BLONDIE – Pollinator
THE GOOD: American new wave legends and Hall-of-Famers Blondie come back with their eleventh.
THE BAD: The record loses some of its drive across the second half, but remains a massive improvement over 2014’s scattershot “Ghosts of Download.”
THE NITTY GRITTY: Usually when a band uses outside collaborators and writers, that’s a sure sign the “well is running dry”; the end results tepid at best. However, the outside help in this case may have been just what Blondie needed in order to churn out that great new wave record we all knew was still there.

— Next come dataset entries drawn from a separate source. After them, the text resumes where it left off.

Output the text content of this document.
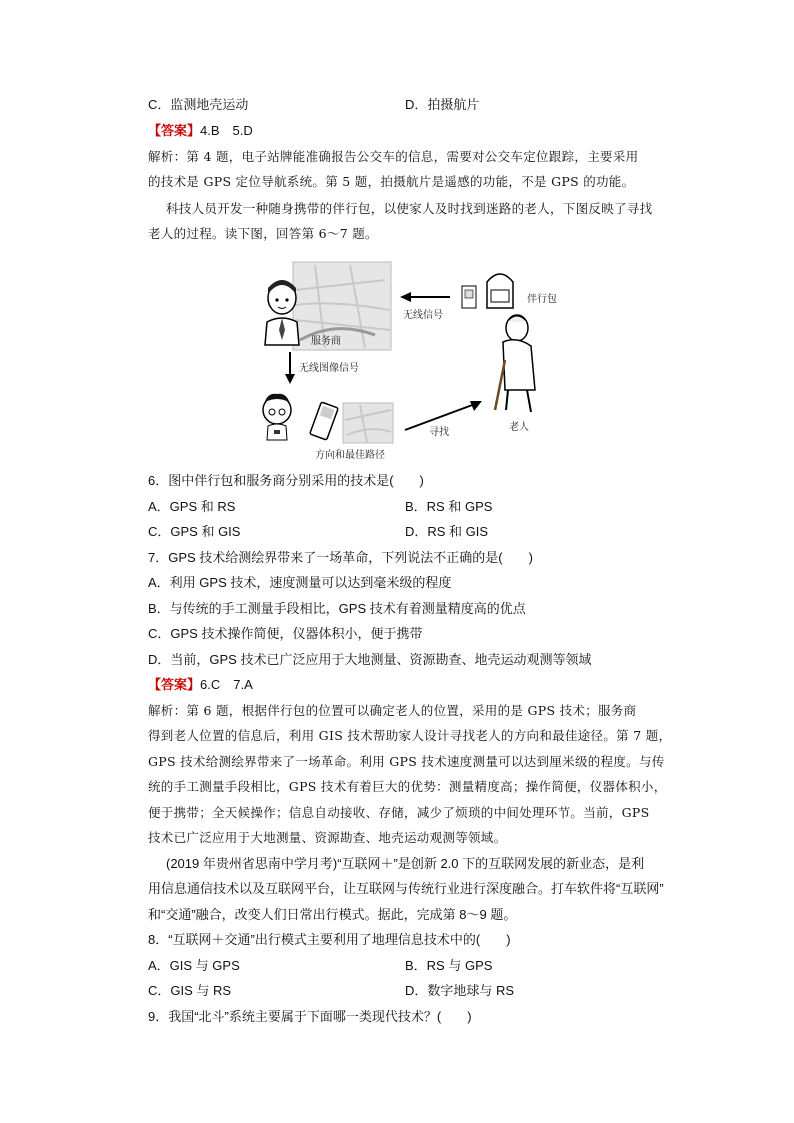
C．监测地壳运动	D．拍摄航片
【答案】4.B　5.D
解析：第 4 题，电子站牌能准确报告公交车的信息，需要对公交车定位跟踪，主要采用
的技术是 GPS 定位导航系统。第 5 题，拍摄航片是遥感的功能，不是 GPS 的功能。
科技人员开发一种随身携带的伴行包，以使家人及时找到迷路的老人，下图反映了寻找
老人的过程。读下图，回答第 6～7 题。
伴行包
无线信号
服务商
无线图像信号
方向和最佳路径
寻找	老人
6．图中伴行包和服务商分别采用的技术是(　　)
A．GPS 和 RS	B．RS 和 GPS
C．GPS 和 GIS	D．RS 和 GIS
7．GPS 技术给测绘界带来了一场革命，下列说法不正确的是(　　)
A．利用 GPS 技术，速度测量可以达到毫米级的程度
B．与传统的手工测量手段相比，GPS 技术有着测量精度高的优点
C．GPS 技术操作简便，仪器体积小，便于携带
D．当前，GPS 技术已广泛应用于大地测量、资源勘查、地壳运动观测等领域
【答案】6.C　7.A
解析：第 6 题，根据伴行包的位置可以确定老人的位置，采用的是 GPS 技术；服务商
得到老人位置的信息后，利用 GIS 技术帮助家人设计寻找老人的方向和最佳途径。第 7 题，
GPS 技术给测绘界带来了一场革命。利用 GPS 技术速度测量可以达到厘米级的程度。与传
统的手工测量手段相比，GPS 技术有着巨大的优势：测量精度高；操作简便，仪器体积小，
便于携带；全天候操作；信息自动接收、存储，减少了烦琐的中间处理环节。当前，GPS
技术已广泛应用于大地测量、资源勘查、地壳运动观测等领域。
(2019 年贵州省思南中学月考)“互联网＋”是创新 2.0 下的互联网发展的新业态，是利
用信息通信技术以及互联网平台，让互联网与传统行业进行深度融合。打车软件将“互联网”
和“交通”融合，改变人们日常出行模式。据此，完成第 8～9 题。
8．“互联网＋交通”出行模式主要利用了地理信息技术中的(　　)
A．GIS 与 GPS	B．RS 与 GPS
C．GIS 与 RS	D．数字地球与 RS
9．我国“北斗”系统主要属于下面哪一类现代技术？(　　)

Joan Jett swings by to add harmonies to the Debbie Harry/Chris Stein original “Doom or Destiny.” Johnny Marr pens the haunting and super-infectious “My Monster.” Other songwriting assistance comes from the likes of Sia, the Strokes’ Nick Valensi and TV on the Radio’s David Sitek. No partnership sounds out of place; the album never shedding a certain consistency. Plus, despite turning 72 this summer, Debbie Harry remains a captivating force out in front.
BUY IT?: Yes.

THE GOOD: Scottish indie duo JAMC (actually forever feuding brothers Jim and William Reid) return for their seventh proper album and first in almost two decades.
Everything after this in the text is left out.